Open vigna opened 4 years ago

vigna commented 4 years ago

It is very common, when trying to analyse distributions of, say, web graph, to have the distribution in the form 1 143245 2 395599 etc., that is, for each possible value the associated numerosity. The way we're using plfit now is simply that of generating a sample by printing 143254 times "1", 395599 times "2", and so on, but this is slow, memory-hungry and definitely suboptimal. How difficult would be to have plfit use directly a sample specified as above?

ntamas commented 4 years ago

Well, it's not impossible but it definitely needs a bit of work. Right now all the functions in plfit.c work with an array of doubles. (This is because the primary use-case for plfit so far was to fit power-laws to degree distributions in igraph, where you already have a vector that contains the degrees for each node in the graph). Switching to the proposed representation (which is basically a run-length encoded version of the sorted sample vector) would necessitate rewriting plfit_i_logsum_discrete() and plfit_i_logsum_less_than_discrete at least, along with all the functions that call these two functions, and the functions related to resampling (for estimating the p-value). Unfortunately I don't think I'll have time for this in the near future, but I can help with the code review if someone is willing to send a PR.

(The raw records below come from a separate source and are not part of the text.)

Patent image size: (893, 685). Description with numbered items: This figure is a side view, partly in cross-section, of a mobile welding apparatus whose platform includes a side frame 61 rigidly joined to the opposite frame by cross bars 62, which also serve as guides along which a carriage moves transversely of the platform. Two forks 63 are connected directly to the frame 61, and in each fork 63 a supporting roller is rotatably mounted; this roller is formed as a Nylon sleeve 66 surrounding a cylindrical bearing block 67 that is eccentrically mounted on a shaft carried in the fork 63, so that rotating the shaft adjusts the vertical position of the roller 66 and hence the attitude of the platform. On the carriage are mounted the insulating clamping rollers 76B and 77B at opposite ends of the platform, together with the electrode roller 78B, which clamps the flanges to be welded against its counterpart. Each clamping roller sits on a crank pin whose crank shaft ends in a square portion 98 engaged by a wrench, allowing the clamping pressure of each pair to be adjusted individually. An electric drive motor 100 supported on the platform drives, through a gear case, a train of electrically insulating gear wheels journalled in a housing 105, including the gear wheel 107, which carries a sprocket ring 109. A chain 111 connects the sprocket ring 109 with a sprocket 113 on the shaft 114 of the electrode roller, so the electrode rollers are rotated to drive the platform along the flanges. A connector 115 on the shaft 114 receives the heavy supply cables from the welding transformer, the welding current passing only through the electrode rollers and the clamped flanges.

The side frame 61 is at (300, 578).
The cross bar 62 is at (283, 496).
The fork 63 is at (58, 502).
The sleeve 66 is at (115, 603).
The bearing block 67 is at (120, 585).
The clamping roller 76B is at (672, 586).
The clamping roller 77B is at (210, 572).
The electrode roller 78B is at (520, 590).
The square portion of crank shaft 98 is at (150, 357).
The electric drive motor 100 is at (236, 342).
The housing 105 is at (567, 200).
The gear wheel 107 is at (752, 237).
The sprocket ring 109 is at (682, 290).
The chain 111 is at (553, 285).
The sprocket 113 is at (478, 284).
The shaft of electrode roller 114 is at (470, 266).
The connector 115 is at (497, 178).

Alternatively, if you worry only about the space consumed on the disk but don't mind if the run-length encoded representation from the disk is "expanded" into a full vector in memory, then it's enough to re-write the first part of process_file in main.c that deals with reading the input file - or write a small Python script that reads the run-length encoded representation from a file and prints the "expanded" representation to stdout, and pipe this into the stdin of plfit.

vigna commented 4 years ago

Yes, the latter is what we are doing now. Only, on a graph with 12 billion nodes, so it's a bit slow and memory consuming 😂.

ntamas commented 4 years ago

Yeah, I can imagine. Sorry about that :( Unfortunately I'm not doing research any more so it's hard to find spare time for these side-projects, that's why I cannot promise that I'll implement this in the near future. It would definitely be a nice addition.